Este año 2026 se cumplen 50 años del último golpe de estado. El más sangriento y horroroso que tuvo nuestro país. Carlos Alberto Rincón, Adriana Teresita Rivero, Roberto Miguel Vera, Rita Verónica Eroles o Laura Robles son solo algunos, de los nombres de estudiantes detenidos desaparecidos de nuestra Facultad. Todos sus nombres su fotos y sus vidas están en el Aula 1 de Extensión Universitaria en planta baja. Los pueden recorrer.

 

¿Saben que tienen en común sus vidas con la de ustedes?, que eligieron estudiar derecho, para construir un futuro mejor y más justo. Para ellos, para su familia, y para toda la sociedad Argentina.

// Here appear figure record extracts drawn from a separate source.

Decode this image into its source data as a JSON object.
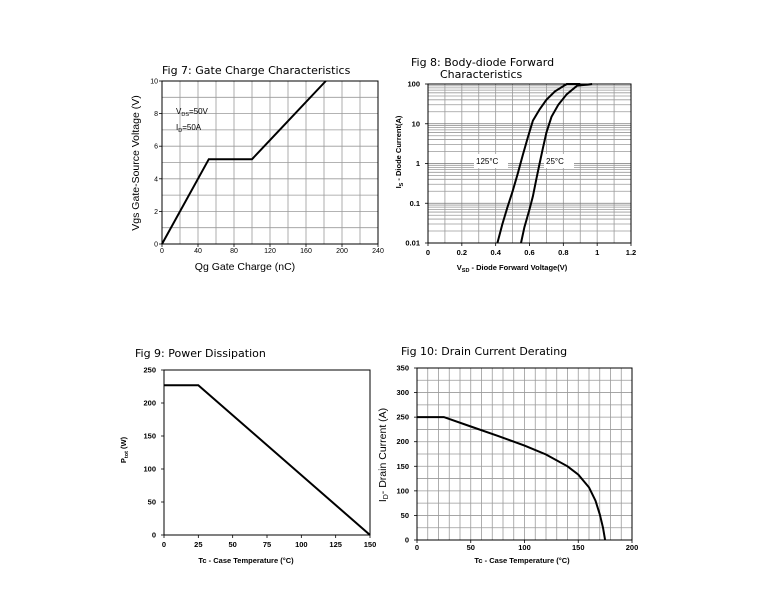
{
  "chart_data": [
    {
      "id": "fig7",
      "type": "line",
      "title": "Fig 7: Gate Charge Characteristics",
      "xlabel": "Qg Gate Charge (nC)",
      "ylabel": "Vgs Gate-Source Voltage (V)",
      "xlim": [
        0,
        240
      ],
      "ylim": [
        0,
        10
      ],
      "xticks": [
        "0",
        "40",
        "80",
        "120",
        "160",
        "200",
        "240"
      ],
      "yticks": [
        "0",
        "2",
        "4",
        "6",
        "8",
        "10"
      ],
      "grid": true,
      "annotations": [
        {
          "text": "V",
          "sub": "DS",
          "tail": "=50V"
        },
        {
          "text": "I",
          "sub": "D",
          "tail": "=50A"
        }
      ],
      "series": [
        {
          "x": [
            0,
            52,
            100,
            182
          ],
          "y": [
            0,
            5.2,
            5.2,
            10
          ]
        }
      ]
    },
    {
      "id": "fig8",
      "type": "line",
      "title": "Fig 8: Body-diode Forward",
      "title_line2": "Characteristics",
      "xlabel": "V",
      "xlabel_sub": "SD",
      "xlabel_tail": " - Diode Forward Voltage(V)",
      "ylabel": "I",
      "ylabel_sub": "S",
      "ylabel_tail": " - Diode Current(A)",
      "xlim": [
        0,
        1.2
      ],
      "ylim": [
        0.01,
        100
      ],
      "yscale": "log",
      "xticks": [
        "0",
        "0.2",
        "0.4",
        "0.6",
        "0.8",
        "1",
        "1.2"
      ],
      "yticks": [
        "0.01",
        "0.1",
        "1",
        "10",
        "100"
      ],
      "grid": true,
      "series": [
        {
          "name": "125°C",
          "x": [
            0.41,
            0.44,
            0.47,
            0.5,
            0.53,
            0.56,
            0.59,
            0.62,
            0.66,
            0.7,
            0.75,
            0.82,
            0.9
          ],
          "y": [
            0.01,
            0.03,
            0.08,
            0.2,
            0.55,
            1.6,
            4.5,
            12,
            23,
            40,
            65,
            100,
            150
          ]
        },
        {
          "name": "25°C",
          "x": [
            0.55,
            0.57,
            0.6,
            0.62,
            0.64,
            0.66,
            0.68,
            0.7,
            0.73,
            0.77,
            0.82,
            0.88,
            0.97
          ],
          "y": [
            0.01,
            0.025,
            0.07,
            0.15,
            0.4,
            1,
            2.5,
            6,
            15,
            30,
            55,
            90,
            150
          ]
        }
      ]
    },
    {
      "id": "fig9",
      "type": "line",
      "title": "Fig 9: Power Dissipation",
      "xlabel": "Tc - Case Temperature (°C)",
      "ylabel": "P",
      "ylabel_sub": "tot",
      "ylabel_tail": " (W)",
      "xlim": [
        0,
        150
      ],
      "ylim": [
        0,
        250
      ],
      "xticks": [
        "0",
        "25",
        "50",
        "75",
        "100",
        "125",
        "150"
      ],
      "yticks": [
        "0",
        "50",
        "100",
        "150",
        "200",
        "250"
      ],
      "grid": false,
      "series": [
        {
          "x": [
            0,
            25,
            150
          ],
          "y": [
            227,
            227,
            0
          ]
        }
      ]
    },
    {
      "id": "fig10",
      "type": "line",
      "title": "Fig 10: Drain Current Derating",
      "xlabel": "Tc - Case Temperature (°C)",
      "ylabel": "I",
      "ylabel_sub": "D",
      "ylabel_tail": "- Drain Current (A)",
      "xlim": [
        0,
        200
      ],
      "ylim": [
        0,
        350
      ],
      "xticks": [
        "0",
        "50",
        "100",
        "150",
        "200"
      ],
      "yticks": [
        "0",
        "50",
        "100",
        "150",
        "200",
        "250",
        "300",
        "350"
      ],
      "grid": true,
      "series": [
        {
          "x": [
            0,
            25,
            50,
            75,
            100,
            120,
            140,
            150,
            160,
            166,
            170,
            173,
            175
          ],
          "y": [
            250,
            250,
            231,
            212,
            192,
            174,
            150,
            133,
            107,
            80,
            52,
            25,
            0
          ]
        }
      ]
    }
  ]
}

La Facultad de Derecho de la UBA cumplió un rol clave en el juzgamiento de esos crímenes cometidos por la última dictadura. Acá se formaron y enseñaron quienes imaginaron la arquitectura que hizo posible el Juicio a las Juntas de 1985. Quienes participaron como fiscales, peritos o incluso jueces. Y esas personas no se asustaron, frente a los obstáculos, las dificultades que presentaba la osadía de juzgar en su propio país y con todas las garantías, a aquellos que habían cometido uno de los delitos más aberrantes que ni siquiera el Código Penal contemplaba. La desaparición forzada de personas. No se amedrentaron frente a las amenazas, el hostigamiento o lo que parecía imposible, que quieres cometieron esos delitos cumplieran su pena en la cárcel. Que se hiciera justicia.

Qué hermoso es saberse parte de ese legado. De orgullo, pero también compromete.

En los próximos años, ustedes van a desempeñarse en distintos ámbitos del derecho, van a litigar, van a trabajar en el Estado, en el Poder Judicial, harán investigación o docencia. Algunas, algunos de ustedes incluso o van a ocupar en las próximas décadas, lugares importantes, de decisión, entre ustedes hay futuras juezas, jueces, fiscales, diputados, senadores, estoy segura de eso.

Y les va a tocar también tomar decisiones. En las que se juegue la defensa de la democracia y de los derechos humanos. Ojalá recuerden entonces ese legado del que hoy, les hablo.

Ojalá esas futuras juezas de la Corte Suprema estén hoy entre ustedes, porque estamos de acuerdo que nos faltan algunas mujeres todavía en ese tribunal. Y ojalá que cuando les toque, como les toca ahora nuestra actual Corte defender la democracia y más concretamente a la universidad pública, no les tiemble el pulso. Y firmen con toda convicción en defensa de los valores que supieron aprender en estas aulas.

Es imposible construir un país grande, sin una universidad grande. Sin universidad pública, sin un sistema científico público. Que las próximas décadas sean muchas más las personas que como ustedes se van hoy con un título de la universidad pública en la mano.

No se olviden de cuidar esta casa, que es la de ustedes. Y que lo será para siempre. Y de defenderla para que pueda ser la casa de muchos más.

La educación nos da siempre esperanza. Y como dice Paulo Freile, la esperanza nos empodera.

Para continuar trabajando por la justicia, aunque las fuerzas de la injusticia aparezcan a veces, las más poderosas.

Felicitaciones porque ustedes eligieron el camino más difícil, el del esfuerzo, el del estudio, no eligieron el camino fácil.

Felicitaciones porque hoy se van a convertir en egresadas y en egresados de la Facultad de Derecho de la Universidad de Buenos Aires.

Felicitaciones y que viva la universidad pública.